Perfect competition is a market structure where all sellers sell homogeneous products, firms are price takers, and whose market share does not influence prices.  A monopoly market structure is one in which a single firm sells unique products in the market. In other words, the firm operating in a monopoly market does not face any competition as there are no close substitutes. Perfect competition and monopoly market structures have both similarities and differences. One of the similarities is that the numbers of firms are large in both market structures. Secondly, both perfect competition and monopolistic market structures have freedom of entry and exit into the market. In both market structures, firms can earn super-normal profits or incur huge losses within a short period.

Perfect competition
Perfect competition

However, the two types of market structures have several differences. One of them is that in a perfect competition market, firms produce homogenous products so that no seller has an advantage over the other, while in a monopoly market, products are unique and differentiated. The second difference is that in a perfect competition market, price is determined by the industry’s forces of demand and supply.
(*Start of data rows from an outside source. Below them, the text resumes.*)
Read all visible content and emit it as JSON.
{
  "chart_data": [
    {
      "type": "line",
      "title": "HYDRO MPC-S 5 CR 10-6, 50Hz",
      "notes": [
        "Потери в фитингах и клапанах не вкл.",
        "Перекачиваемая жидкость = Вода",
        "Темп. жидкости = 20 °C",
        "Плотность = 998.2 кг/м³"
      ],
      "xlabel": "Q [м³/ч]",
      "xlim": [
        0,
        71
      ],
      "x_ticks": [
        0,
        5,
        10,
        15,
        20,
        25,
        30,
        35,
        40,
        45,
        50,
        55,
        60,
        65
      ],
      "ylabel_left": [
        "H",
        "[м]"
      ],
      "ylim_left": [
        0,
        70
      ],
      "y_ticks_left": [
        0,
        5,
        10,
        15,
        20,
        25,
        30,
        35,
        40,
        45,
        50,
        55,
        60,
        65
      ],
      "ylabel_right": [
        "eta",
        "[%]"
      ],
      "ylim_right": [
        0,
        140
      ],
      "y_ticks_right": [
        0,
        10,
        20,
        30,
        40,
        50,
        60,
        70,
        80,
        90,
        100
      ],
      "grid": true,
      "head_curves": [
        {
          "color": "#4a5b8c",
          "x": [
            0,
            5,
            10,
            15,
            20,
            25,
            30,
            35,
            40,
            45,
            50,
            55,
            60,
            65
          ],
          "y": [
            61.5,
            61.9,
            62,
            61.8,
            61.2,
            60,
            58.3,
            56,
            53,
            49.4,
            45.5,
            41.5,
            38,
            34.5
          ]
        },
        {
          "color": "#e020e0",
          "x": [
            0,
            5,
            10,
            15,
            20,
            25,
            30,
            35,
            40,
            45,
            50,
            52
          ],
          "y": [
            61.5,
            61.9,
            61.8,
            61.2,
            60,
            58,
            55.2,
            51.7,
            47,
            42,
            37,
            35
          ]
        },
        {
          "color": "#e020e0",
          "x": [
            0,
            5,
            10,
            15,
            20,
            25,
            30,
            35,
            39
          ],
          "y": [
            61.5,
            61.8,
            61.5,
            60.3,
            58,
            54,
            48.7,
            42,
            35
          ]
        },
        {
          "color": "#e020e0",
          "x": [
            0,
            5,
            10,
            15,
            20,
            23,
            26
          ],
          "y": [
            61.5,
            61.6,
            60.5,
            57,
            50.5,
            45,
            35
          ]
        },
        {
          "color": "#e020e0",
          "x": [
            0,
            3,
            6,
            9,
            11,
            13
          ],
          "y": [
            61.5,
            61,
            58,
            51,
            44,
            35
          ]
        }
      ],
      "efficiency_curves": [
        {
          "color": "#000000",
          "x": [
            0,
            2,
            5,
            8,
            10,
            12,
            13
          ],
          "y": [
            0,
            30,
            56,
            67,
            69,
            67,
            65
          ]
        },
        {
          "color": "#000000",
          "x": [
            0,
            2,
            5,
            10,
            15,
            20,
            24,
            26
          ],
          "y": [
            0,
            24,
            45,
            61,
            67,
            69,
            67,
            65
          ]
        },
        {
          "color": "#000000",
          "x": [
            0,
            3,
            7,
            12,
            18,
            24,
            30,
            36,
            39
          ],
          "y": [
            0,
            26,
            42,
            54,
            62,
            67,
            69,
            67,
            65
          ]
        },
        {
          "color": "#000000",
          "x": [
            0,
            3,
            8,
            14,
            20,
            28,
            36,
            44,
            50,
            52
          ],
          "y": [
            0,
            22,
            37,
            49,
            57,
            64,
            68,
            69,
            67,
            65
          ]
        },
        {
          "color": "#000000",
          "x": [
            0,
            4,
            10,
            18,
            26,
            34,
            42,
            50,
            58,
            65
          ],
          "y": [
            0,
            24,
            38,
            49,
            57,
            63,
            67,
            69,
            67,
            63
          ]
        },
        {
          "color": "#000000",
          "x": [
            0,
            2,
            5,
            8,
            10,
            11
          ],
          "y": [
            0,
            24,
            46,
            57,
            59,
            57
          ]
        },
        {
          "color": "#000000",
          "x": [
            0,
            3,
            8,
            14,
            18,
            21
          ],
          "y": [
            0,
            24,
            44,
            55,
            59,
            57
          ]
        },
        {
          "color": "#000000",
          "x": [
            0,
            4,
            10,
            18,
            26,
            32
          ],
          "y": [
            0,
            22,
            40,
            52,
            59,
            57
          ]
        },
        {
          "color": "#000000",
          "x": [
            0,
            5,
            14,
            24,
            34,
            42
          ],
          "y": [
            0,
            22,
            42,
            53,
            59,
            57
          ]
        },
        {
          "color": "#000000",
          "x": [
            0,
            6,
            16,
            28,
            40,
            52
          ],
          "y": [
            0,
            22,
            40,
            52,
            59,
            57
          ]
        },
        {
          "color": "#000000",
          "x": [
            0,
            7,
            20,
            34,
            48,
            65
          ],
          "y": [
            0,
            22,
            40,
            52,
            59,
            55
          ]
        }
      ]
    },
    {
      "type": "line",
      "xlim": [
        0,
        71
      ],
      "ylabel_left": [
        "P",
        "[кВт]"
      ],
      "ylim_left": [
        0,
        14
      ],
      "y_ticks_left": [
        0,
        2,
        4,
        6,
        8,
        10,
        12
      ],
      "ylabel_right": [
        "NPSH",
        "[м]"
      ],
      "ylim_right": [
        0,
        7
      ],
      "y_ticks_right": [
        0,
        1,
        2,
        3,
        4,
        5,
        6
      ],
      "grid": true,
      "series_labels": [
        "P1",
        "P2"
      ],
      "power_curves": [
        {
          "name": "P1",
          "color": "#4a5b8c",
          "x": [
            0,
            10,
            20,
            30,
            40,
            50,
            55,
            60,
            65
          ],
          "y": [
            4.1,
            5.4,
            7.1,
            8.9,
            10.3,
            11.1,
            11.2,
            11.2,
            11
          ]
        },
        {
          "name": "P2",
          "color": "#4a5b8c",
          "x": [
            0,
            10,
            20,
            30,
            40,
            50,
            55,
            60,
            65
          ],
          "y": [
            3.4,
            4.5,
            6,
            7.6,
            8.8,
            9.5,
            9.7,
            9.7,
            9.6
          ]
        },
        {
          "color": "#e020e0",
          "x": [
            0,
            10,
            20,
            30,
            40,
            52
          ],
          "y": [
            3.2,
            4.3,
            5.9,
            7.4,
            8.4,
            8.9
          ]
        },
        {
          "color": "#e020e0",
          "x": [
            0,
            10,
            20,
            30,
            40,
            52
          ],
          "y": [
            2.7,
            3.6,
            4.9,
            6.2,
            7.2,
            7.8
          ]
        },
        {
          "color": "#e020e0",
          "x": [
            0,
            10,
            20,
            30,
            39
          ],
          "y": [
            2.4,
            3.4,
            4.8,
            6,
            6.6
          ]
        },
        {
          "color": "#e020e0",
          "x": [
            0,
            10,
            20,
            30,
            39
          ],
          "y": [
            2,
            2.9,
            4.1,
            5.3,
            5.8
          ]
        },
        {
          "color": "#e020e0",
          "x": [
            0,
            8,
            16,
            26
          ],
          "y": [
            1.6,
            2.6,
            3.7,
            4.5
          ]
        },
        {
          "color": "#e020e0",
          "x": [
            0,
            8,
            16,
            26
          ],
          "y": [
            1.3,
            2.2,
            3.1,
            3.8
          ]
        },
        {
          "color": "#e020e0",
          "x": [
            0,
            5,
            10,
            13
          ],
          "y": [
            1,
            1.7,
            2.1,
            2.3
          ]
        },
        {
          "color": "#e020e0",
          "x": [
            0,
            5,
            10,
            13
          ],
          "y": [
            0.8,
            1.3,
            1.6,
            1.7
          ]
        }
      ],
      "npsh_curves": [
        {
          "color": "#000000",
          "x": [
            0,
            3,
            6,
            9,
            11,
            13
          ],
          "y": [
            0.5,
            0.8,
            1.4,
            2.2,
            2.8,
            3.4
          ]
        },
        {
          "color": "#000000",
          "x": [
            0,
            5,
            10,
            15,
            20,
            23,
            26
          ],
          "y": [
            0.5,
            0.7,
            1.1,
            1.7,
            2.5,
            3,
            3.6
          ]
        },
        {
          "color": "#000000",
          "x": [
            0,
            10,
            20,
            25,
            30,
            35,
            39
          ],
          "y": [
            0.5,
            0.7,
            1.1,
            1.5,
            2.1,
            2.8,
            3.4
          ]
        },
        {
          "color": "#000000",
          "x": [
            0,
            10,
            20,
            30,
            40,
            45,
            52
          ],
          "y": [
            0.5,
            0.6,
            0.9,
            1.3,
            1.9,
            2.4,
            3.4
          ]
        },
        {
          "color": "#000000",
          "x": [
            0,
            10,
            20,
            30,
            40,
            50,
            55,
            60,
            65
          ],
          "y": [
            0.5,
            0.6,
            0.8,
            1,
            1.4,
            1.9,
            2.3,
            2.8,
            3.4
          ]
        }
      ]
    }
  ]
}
However, in a monopoly market structure, every firm is free to set and adjust prices. Thirdly, firms in this market structure demand curve is positively elastic. However, in monopoly firms, the demand curve is elastic but sloping downwards. Read more

Examples include the foreign exchange markets. Examples of monopoly markets include Microsoft and Windows, natural gas companies, and DeBeers and diamonds. A monopoly is less efficient than the perfect competition because a monopoly does not produce enough output. Additionally, consumers will suffer in a monopoly market structure as firms will avail smaller quantities of products in the market at a higher price than it would have been in this market structure. The government allows monopolies for the benefit of economies of scale. This means that monopolies help ensure that firms keep costs as low as possible, and this benefits consumers.